Jump-started by a short manifesto called The Once and Future Liberal: After Identity Politics by Columbia University professor Mark Lilla, it’s a conversation worth following for reasons beyond partisanship. As in his New York Times essay published 10 days after Trump’s electoral victory, Lilla’s purpose in this broadside is two-fold: to excoriate identity politics, sometimes called “identity liberalism,” and to convince his “fellow liberals that their current way of looking at the country, speaking to it, teaching the young, and engaging in practical politics has been misguided and counterproductive.”
The discussion now underway on the left illuminates a fault line that has yet to be sufficiently mapped or explained. The deeper question raised is not the instrumental concern of Lilla and others — how liberalism can retool itself in order to win more elections. Rather, it’s the elemental one: How has the question of “identity” come to be emotional and political ground zero for so many in America, and elsewhere in the Western world?

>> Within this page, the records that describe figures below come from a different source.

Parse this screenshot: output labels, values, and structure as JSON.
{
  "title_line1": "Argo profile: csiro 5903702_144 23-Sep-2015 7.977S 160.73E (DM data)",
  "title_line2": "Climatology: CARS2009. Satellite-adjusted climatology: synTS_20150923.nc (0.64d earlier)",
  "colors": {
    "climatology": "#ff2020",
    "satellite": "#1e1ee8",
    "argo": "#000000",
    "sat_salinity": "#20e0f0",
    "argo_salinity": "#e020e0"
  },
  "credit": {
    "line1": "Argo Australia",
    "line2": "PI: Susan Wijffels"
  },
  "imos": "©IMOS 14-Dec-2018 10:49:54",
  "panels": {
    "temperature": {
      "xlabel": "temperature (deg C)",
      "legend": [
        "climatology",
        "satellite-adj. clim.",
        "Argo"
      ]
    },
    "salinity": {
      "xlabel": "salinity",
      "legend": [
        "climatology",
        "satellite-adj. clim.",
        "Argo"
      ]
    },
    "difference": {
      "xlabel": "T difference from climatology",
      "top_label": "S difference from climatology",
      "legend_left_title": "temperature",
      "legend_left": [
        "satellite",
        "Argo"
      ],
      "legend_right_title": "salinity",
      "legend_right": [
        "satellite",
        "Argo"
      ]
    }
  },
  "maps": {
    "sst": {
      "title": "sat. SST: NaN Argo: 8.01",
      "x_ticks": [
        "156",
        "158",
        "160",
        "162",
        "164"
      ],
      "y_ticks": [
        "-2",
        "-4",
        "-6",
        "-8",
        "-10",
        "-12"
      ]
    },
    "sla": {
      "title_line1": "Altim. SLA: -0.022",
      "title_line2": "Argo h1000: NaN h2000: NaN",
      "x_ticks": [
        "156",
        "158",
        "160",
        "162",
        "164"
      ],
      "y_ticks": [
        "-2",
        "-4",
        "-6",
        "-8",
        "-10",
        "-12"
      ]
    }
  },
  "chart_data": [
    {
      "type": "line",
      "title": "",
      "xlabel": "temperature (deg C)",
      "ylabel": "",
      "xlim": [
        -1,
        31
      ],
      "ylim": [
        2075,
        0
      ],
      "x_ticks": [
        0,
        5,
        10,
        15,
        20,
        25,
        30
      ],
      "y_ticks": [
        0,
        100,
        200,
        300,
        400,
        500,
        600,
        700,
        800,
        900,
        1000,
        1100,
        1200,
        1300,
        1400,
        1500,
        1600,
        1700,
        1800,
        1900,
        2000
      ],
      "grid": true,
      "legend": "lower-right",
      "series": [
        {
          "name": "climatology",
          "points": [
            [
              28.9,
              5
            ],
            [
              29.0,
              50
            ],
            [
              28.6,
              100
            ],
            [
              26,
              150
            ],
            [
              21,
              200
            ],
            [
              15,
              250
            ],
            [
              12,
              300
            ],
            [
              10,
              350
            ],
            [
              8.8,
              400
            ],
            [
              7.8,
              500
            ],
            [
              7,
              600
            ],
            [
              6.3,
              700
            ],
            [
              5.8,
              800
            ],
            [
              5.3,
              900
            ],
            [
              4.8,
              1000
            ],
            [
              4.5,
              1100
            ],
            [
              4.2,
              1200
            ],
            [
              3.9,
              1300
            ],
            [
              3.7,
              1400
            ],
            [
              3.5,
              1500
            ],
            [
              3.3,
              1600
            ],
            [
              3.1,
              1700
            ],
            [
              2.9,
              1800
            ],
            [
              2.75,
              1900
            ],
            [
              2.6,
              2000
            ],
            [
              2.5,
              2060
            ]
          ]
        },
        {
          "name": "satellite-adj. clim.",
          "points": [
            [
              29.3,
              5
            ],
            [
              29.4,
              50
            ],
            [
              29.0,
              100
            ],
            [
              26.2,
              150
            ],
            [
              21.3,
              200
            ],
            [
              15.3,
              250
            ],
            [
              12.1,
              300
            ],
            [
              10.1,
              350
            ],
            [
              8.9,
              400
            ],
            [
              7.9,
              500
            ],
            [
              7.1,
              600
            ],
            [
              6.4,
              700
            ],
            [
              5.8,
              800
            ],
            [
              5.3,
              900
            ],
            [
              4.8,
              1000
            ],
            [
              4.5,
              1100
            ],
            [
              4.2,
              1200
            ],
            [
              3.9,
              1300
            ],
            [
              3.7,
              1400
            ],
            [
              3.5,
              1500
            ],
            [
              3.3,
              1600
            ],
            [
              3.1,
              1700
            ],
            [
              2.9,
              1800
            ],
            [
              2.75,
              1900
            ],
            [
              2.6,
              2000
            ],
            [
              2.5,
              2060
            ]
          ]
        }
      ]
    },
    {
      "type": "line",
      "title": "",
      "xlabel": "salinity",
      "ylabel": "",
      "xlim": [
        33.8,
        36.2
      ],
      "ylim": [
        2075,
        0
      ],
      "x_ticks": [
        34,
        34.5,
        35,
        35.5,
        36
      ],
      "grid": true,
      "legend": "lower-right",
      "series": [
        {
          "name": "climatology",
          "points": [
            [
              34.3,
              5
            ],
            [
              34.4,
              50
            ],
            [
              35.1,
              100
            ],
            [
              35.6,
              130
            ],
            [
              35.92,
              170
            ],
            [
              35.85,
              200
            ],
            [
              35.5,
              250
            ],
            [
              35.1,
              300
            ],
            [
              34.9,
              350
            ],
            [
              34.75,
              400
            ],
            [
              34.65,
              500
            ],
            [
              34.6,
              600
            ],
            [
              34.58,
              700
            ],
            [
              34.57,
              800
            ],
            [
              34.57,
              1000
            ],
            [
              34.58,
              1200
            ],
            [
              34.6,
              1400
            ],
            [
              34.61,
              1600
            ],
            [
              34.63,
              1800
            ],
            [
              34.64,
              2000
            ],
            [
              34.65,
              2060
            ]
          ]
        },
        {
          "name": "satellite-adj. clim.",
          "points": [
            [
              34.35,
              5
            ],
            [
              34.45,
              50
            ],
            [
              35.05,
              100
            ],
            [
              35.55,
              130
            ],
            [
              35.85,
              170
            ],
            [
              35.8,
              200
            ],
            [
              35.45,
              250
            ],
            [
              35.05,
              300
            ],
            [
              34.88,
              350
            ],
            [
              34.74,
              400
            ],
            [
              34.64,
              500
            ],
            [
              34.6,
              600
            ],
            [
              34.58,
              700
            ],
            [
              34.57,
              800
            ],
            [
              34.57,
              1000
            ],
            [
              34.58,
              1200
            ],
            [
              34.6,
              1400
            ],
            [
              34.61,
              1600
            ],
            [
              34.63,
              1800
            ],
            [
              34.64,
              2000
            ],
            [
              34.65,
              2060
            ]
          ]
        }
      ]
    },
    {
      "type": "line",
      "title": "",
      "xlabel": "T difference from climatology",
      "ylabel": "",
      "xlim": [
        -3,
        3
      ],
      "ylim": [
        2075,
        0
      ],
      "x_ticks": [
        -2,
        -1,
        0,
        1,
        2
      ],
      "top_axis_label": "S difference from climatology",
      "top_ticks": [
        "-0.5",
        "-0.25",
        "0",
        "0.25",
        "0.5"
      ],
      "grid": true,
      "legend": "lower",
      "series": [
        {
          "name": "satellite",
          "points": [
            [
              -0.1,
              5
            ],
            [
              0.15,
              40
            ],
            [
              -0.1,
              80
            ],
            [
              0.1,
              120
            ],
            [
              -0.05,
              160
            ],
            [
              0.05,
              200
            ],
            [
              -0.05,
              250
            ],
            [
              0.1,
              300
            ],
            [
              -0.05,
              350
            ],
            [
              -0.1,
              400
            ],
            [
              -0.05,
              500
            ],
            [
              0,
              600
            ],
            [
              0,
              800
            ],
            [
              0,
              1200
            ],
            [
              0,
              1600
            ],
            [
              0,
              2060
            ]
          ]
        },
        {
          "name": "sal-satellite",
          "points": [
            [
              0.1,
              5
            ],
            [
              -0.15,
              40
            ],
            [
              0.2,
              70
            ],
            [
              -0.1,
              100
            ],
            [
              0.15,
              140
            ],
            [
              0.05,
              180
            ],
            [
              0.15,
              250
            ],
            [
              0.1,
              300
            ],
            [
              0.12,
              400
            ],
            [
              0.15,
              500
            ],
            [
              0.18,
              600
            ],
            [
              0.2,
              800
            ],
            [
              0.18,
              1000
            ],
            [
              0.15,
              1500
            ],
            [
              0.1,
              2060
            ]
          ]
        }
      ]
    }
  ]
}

As the online Stanford Encyclopedia of Philosophy explains in its entry on identity politics, “wherever they line up in the debates, thinkers agree that the notion of identity has become indispensable to contemporary political discourse.” In The Once and Future Liberal, Lilla offers one kind of answer to why that’s so. “[T]hirty years of economic growth and technological advance that followed the Second World War,” he argues, combined with new geographic, institutional, and erotic mobility and led to a “hyperindividualistic bourgeois society, materially and in our cultural dogmas.”

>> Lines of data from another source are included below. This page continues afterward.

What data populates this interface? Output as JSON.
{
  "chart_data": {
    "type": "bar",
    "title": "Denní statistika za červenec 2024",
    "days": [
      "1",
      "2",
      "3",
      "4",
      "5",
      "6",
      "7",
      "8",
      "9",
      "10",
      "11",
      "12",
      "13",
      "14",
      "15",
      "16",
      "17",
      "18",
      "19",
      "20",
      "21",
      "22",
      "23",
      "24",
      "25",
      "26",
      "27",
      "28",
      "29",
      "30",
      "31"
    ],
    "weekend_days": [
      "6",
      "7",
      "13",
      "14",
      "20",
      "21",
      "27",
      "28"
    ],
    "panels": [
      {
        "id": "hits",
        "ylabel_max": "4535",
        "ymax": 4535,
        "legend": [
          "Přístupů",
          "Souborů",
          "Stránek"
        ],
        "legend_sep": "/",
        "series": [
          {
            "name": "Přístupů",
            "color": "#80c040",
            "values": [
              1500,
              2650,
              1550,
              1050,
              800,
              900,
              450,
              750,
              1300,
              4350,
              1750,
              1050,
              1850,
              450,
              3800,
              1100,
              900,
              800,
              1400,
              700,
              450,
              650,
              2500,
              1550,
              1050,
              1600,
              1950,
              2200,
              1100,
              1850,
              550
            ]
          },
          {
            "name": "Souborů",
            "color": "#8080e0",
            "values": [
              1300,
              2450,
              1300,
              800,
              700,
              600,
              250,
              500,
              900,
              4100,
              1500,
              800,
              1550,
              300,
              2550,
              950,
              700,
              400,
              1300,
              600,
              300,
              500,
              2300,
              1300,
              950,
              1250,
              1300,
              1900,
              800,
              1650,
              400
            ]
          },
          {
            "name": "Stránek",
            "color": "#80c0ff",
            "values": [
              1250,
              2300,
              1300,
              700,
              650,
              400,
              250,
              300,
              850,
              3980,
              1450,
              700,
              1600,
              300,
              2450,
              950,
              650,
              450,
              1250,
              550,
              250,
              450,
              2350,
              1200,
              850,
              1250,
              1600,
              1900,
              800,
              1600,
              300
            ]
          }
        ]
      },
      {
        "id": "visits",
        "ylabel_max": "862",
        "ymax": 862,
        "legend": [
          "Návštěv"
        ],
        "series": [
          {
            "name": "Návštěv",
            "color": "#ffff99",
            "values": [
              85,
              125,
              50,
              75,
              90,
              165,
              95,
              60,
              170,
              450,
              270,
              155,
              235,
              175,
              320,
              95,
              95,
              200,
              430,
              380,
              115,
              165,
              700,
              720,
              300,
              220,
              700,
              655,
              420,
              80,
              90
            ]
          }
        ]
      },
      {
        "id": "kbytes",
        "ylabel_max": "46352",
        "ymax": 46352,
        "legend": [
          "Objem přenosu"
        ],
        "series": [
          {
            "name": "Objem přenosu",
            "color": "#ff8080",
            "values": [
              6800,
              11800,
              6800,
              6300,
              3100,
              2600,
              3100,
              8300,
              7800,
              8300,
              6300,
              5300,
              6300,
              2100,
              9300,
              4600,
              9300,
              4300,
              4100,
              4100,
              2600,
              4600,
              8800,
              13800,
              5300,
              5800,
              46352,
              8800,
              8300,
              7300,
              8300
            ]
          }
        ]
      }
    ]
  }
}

Flush with prosperity and unprecedented new freedoms, we moderns, Lilla believes, went on to atomize ourselves: “Personal choice. Individual rights. Self-definition. We speak these words as if a wedding vow.” By the 1980s, such hyperindividualism coalesced into what he calls the “Reagan Dispensation,” which prized self-reliance and small government over the collective — thus marking a radical break from the preceding “Roosevelt Dispensation” emphasizing more communal attachments, including duty and solidarity.

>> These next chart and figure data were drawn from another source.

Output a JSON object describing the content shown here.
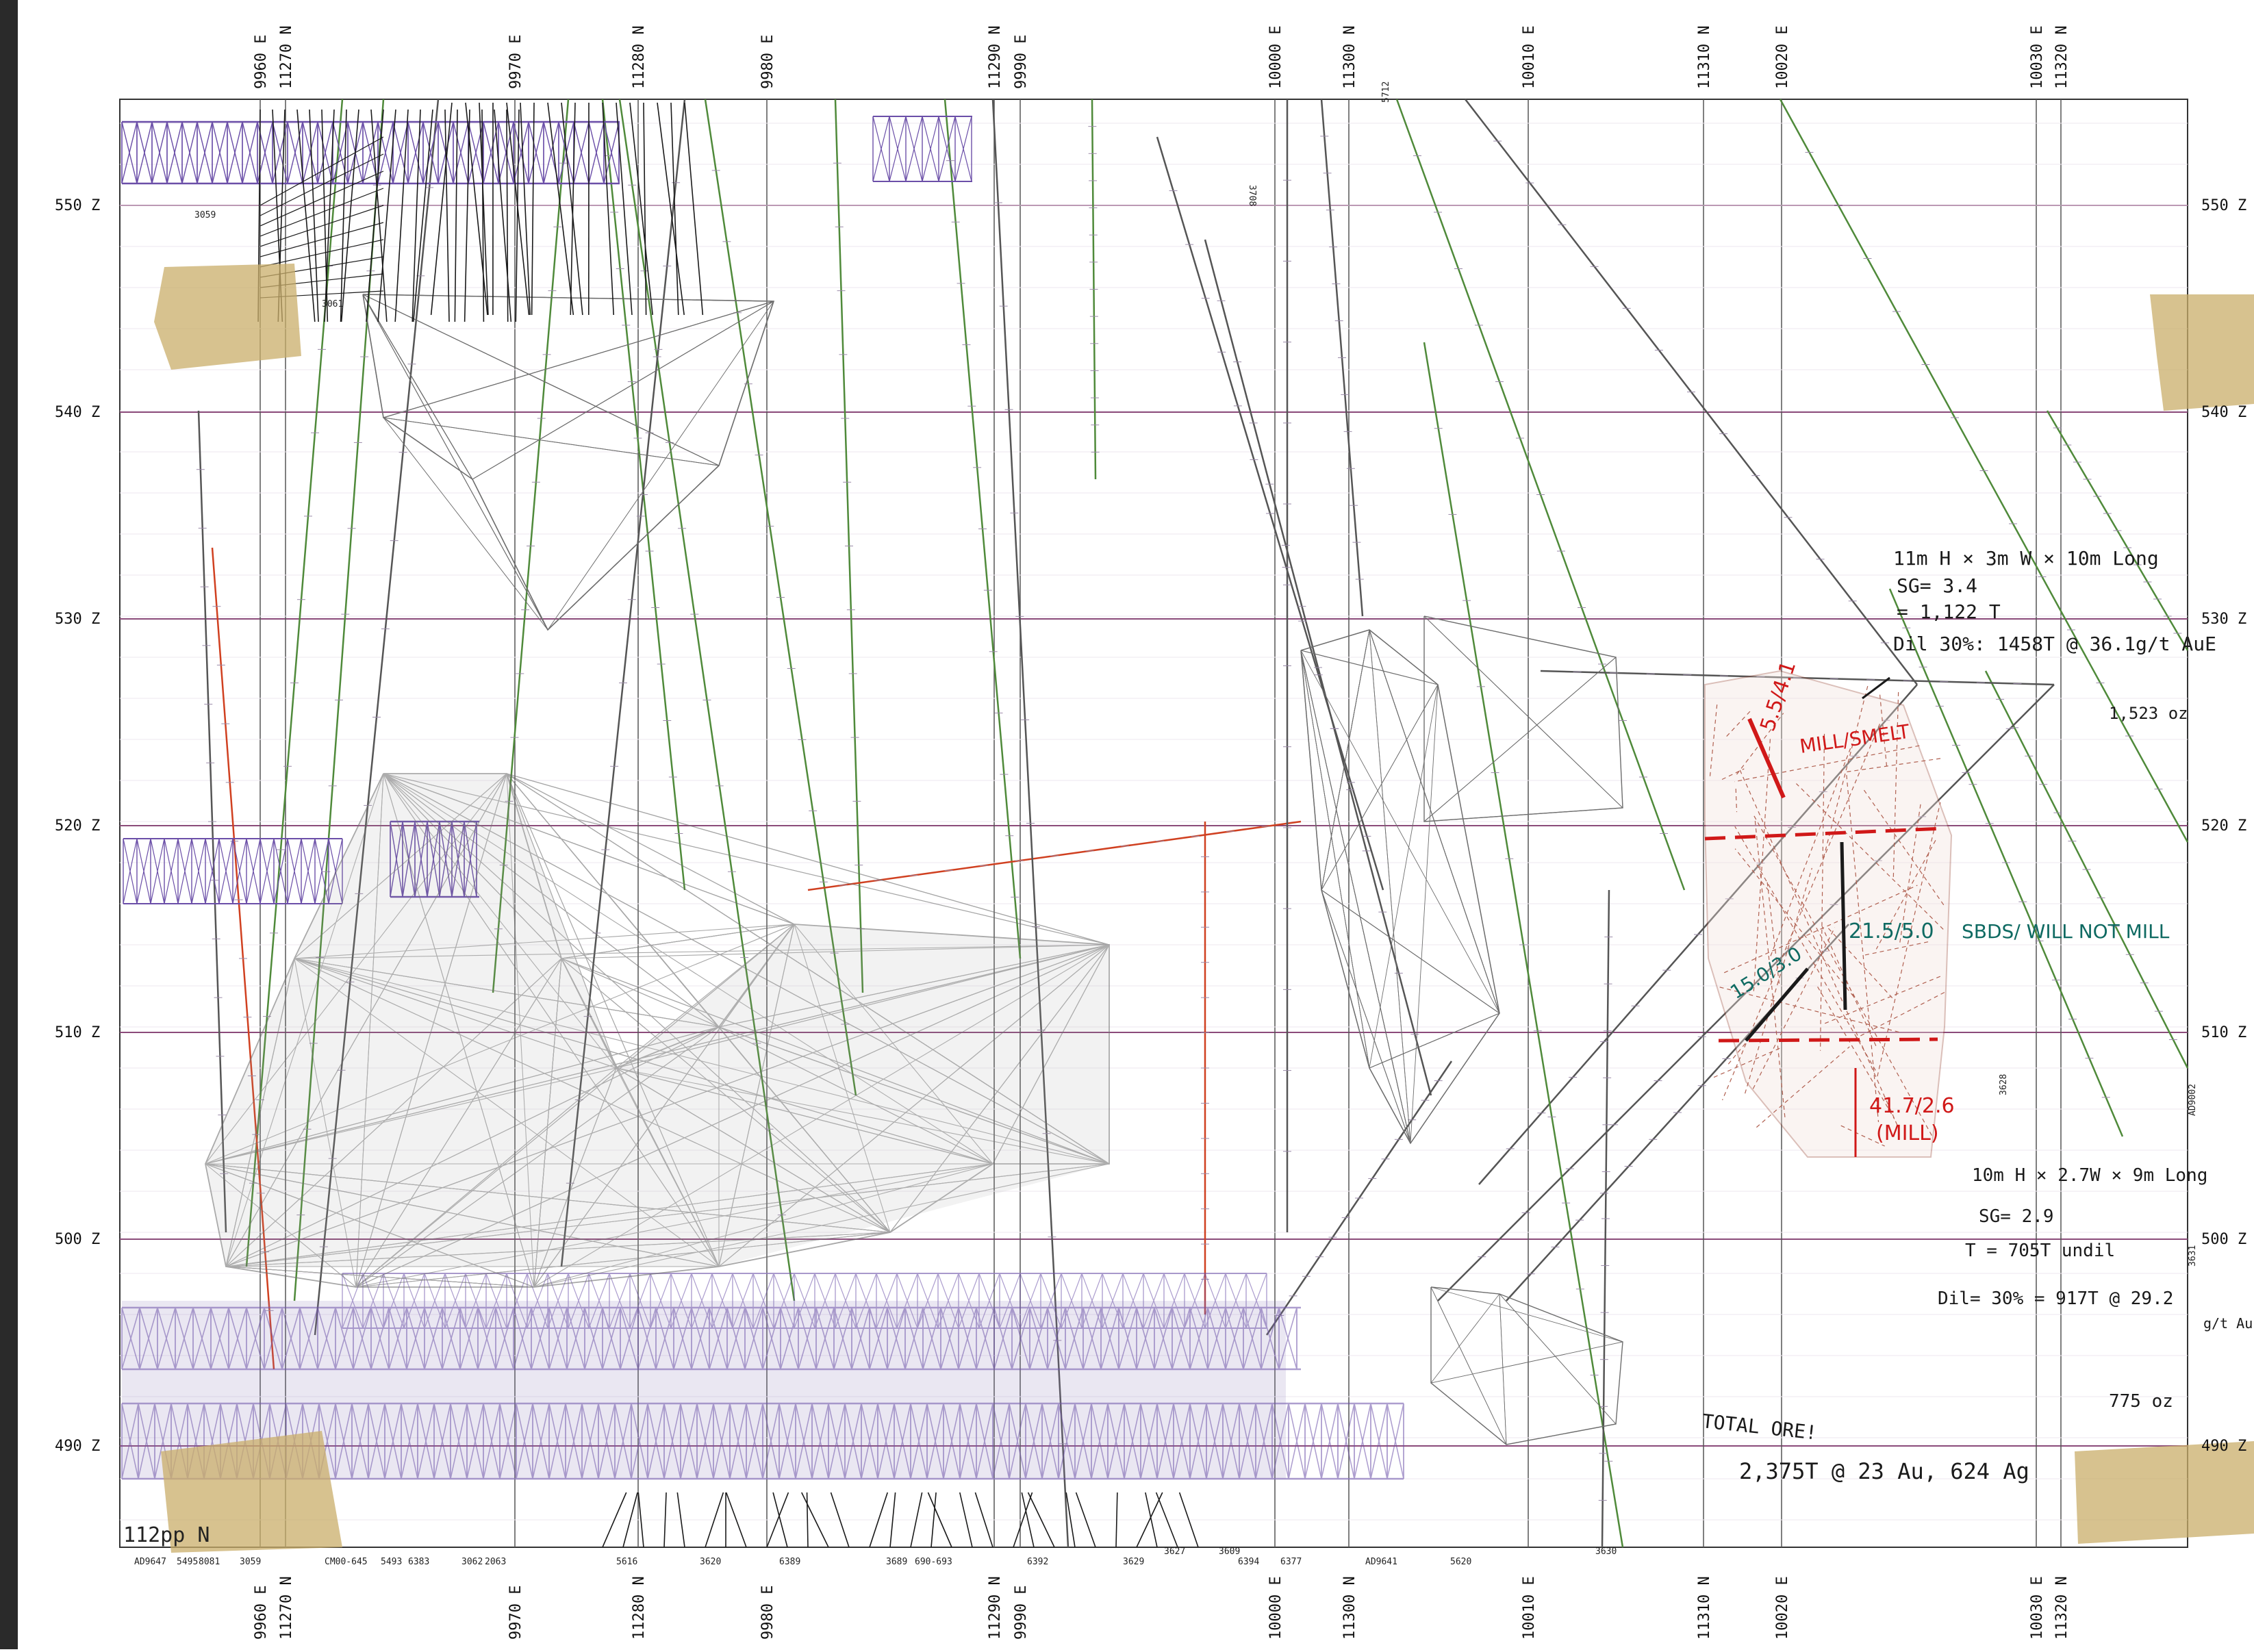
{
  "section": {
    "northing_labels": [
      "11270 N",
      "11280 N",
      "11290 N",
      "11300 N",
      "11310 N",
      "11320 N"
    ],
    "easting_labels": [
      "9960 E",
      "9970 E",
      "9980 E",
      "9990 E",
      "10000 E",
      "10010 E",
      "10020 E",
      "10030 E"
    ],
    "elevation_labels": [
      "550 Z",
      "540 Z",
      "530 Z",
      "520 Z",
      "510 Z",
      "500 Z",
      "490 Z"
    ],
    "section_label": "112pp N",
    "bottom_hole_ids": [
      "AD9647",
      "5495",
      "8081",
      "3059",
      "CM00-645",
      "5493",
      "6383",
      "3062",
      "2063",
      "5616",
      "3620",
      "6389",
      "3689",
      "690-693",
      "6392",
      "3629",
      "3627",
      "3609",
      "6394",
      "6377",
      "AD9641",
      "5620",
      "3630"
    ],
    "side_hole_ids": [
      "AD9002",
      "3631",
      "3628"
    ],
    "top_hole_ids": [
      "3059",
      "3061",
      "3708",
      "5712"
    ]
  },
  "upper_block": {
    "dims": "11m H × 3m W × 10m Long",
    "sg": "SG= 3.4",
    "tonnes": "= 1,122 T",
    "diluted": "Dil 30%: 1458T @ 36.1g/t AuE",
    "ounces": "1,523 oz"
  },
  "intercepts": {
    "mill_smelt": "5.5/4.1",
    "mill_smelt_label": "MILL/SMELT",
    "sbds": "21.5/5.0",
    "sbds_label": "SBDS/ WILL NOT MILL",
    "diag": "15.0/3.0",
    "mill": "41.7/2.6",
    "mill_label": "(MILL)"
  },
  "lower_block": {
    "dims": "10m H × 2.7W × 9m Long",
    "sg": "SG= 2.9",
    "tonnes": "T = 705T undil",
    "diluted": "Dil= 30% = 917T @ 29.2",
    "diluted_unit": "g/t AuE",
    "ounces": "775 oz"
  },
  "total": {
    "label": "TOTAL ORE!",
    "value": "2,375T @ 23 Au, 624 Ag"
  },
  "colors": {
    "grid_elev": "#8b4b7a",
    "grid_vert": "#555555",
    "wireframe_purple": "#6b4fa8",
    "wireframe_grey": "#6e6e6e",
    "drill_green": "#4f8a3a",
    "annot_red": "#d01818",
    "annot_teal": "#0f6a62",
    "annot_black": "#1a1a1a",
    "tape": "#c9ad6a"
  }
}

By embracing the politics of identity, Lilla says, liberals and progressives have unwittingly contaminated their politics with a “Reaganism for lefties,” resulting in the toxic consequences visible today: shutdowns of free speech on campuses, out-of-touch urban and globalized elites, and a political order deformed into a “victimhood Olympics.”
In effect, his is a supply-side answer to the “why” question: Identity politics became the order of the day because it could. What’s lacking from this analysis — as from other critiques, right as well as left — is what might be called the demand-side answer: Why have so many people found in identity politics the very center of their political being?